Re: [PATCH v3 31/38] x86/resctrl: resctrl_exit() teardown resctrl but leave the mount point
From: James Morse
Date: Fri Aug 02 2024 - 13:28:48 EST
Hi Reinette,
On 08/07/2024 18:47, Reinette Chatre wrote:
> On 7/4/24 9:41 AM, James Morse wrote:
>> On 28/06/2024 17:53, Reinette Chatre wrote:
>>> On 6/14/24 8:00 AM, James Morse wrote:
>>>> resctrl_exit() was intended for use when the 'resctrl' module was unloaded.
>>>> resctrl can't be built as a module, and the kernfs helpers are not exported
>>>> so this is unlikely to change. MPAM has an error interrupt which indicates
>>>> the MPAM driver has gone haywire. Should this occur tasks could run with
>>>> the wrong control values, leading to bad performance for impoartant tasks.
>>>
>>> impoartant -> important
>>>
>>>> The MPAM driver needs a way to tell resctrl that no further configuration
>>>> should be attempted.
>>>>
>>>> Using resctrl_exit() for this leaves the system in a funny state as
>>>> resctrl is still mounted, but cannot be un-mounted because the sysfs
>>>> directory that is typically used has been removed. Dave Martin suggests
>>>> this may cause systemd trouble in the future as not all filesystems
>>>> can be unmounted.
>>>>
>>>> Add calls to remove all the files and directories in resctrl, and
>>>> remove the sysfs_remove_mount_point() call that leaves the system
>>>> in a funny state. When triggered, this causes all the resctrl files
>>>> to disappear. resctrl can be unmounted, but not mounted again.
>>
>>> I am not familiar with these flows so I would like to confirm ...
>>> In this scenario the resctrl filesystem will be unregistered, are
>>> you saying that it is possible to unmount a filesystem after it has
>>> been unregistered?
>>
>> Counter-intuitively: yes.
>>
>> The rules are described in fs/filesystems.c: We can access the members of the struct
>> file_system_type if the list lock is held, or a reference is held to the module. This is
>> how /proc/mounts is able to print the filesystem name from struct file_system_type without
>> taking the lock - it holds a reference to any module to prevent the structure from being
>
> hmmm ... does this mean I am supposed to find calls to try_module_get() in the flow from
> mounts_open_common()?
There may be, but when a filesystem is mounted the code in super.c holds a reference to
the filesystem - which translates to a reference on the module/filesystem->owner.
My point was only that its possible to unregister a filesystem while its mounted. The
reference counting takes care of this - and is unnecessary in our case.
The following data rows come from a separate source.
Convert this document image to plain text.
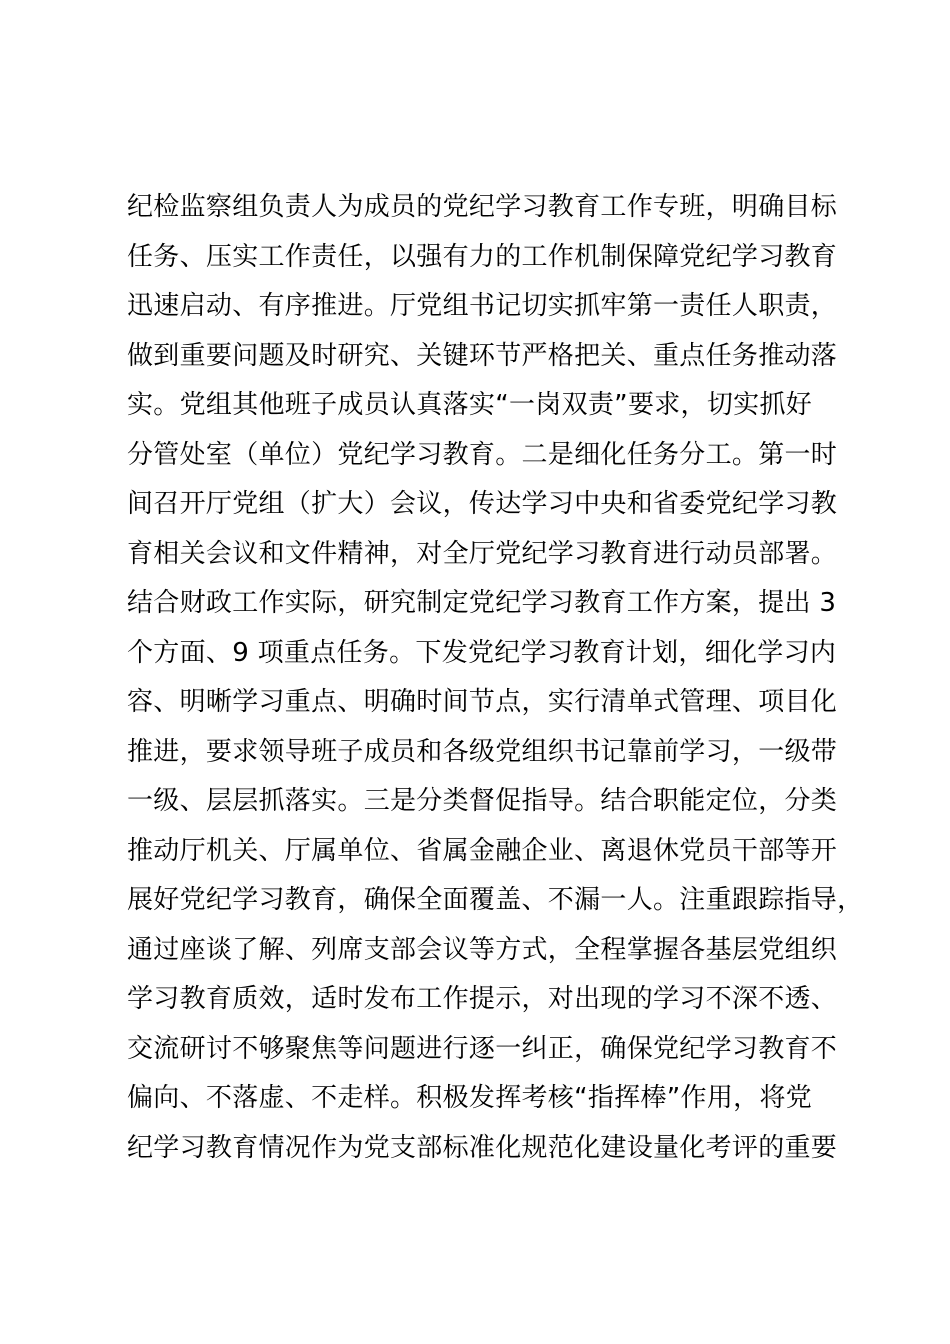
纪检监察组负责人为成员的党纪学习教育工作专班，明确目标
任务、压实工作责任，以强有力的工作机制保障党纪学习教育
迅速启动、有序推进。厅党组书记切实抓牢第一责任人职责，
做到重要问题及时研究、关键环节严格把关、重点任务推动落
实。党组其他班子成员认真落实“一岗双责”要求，切实抓好
分管处室（单位）党纪学习教育。二是细化任务分工。第一时
间召开厅党组（扩大）会议，传达学习中央和省委党纪学习教
育相关会议和文件精神，对全厅党纪学习教育进行动员部署。
结合财政工作实际，研究制定党纪学习教育工作方案，提出 3
个方面、9 项重点任务。下发党纪学习教育计划，细化学习内
容、明晰学习重点、明确时间节点，实行清单式管理、项目化
推进，要求领导班子成员和各级党组织书记靠前学习，一级带
一级、层层抓落实。三是分类督促指导。结合职能定位，分类
推动厅机关、厅属单位、省属金融企业、离退休党员干部等开
展好党纪学习教育，确保全面覆盖、不漏一人。注重跟踪指导，
通过座谈了解、列席支部会议等方式，全程掌握各基层党组织
学习教育质效，适时发布工作提示，对出现的学习不深不透、
交流研讨不够聚焦等问题进行逐一纠正，确保党纪学习教育不
偏向、不落虚、不走样。积极发挥考核“指挥棒”作用，将党
纪学习教育情况作为党支部标准化规范化建设量化考评的重要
>> freed. Because resctrl can't be built as a module, we can say there is always a reference
>> held, and we can never free struct file_system_type.
>
> unregister_filesystem() continues to be called and as I understand in new MPAM usages will be
> called during runtime. unregister_filesystem() comments state "Once this function has
> returned
> the &struct file_system_type structure may be freed or reused.". Could you please
> highlight to me
> what gives the confidence of "we can say there is always a reference held"? Could you please
> point to me where that reference is obtained that will prevent the structure from being
> freed?
I think we are rat-holing on something that doesn't matter:
* resctrl can't be built as a module - it is always built in.
* rdt_fs_type is therefore part of the kernel data section - it can't be freed.
* likewise the code that is part of resctrl can't be freed either.
Thanks,
James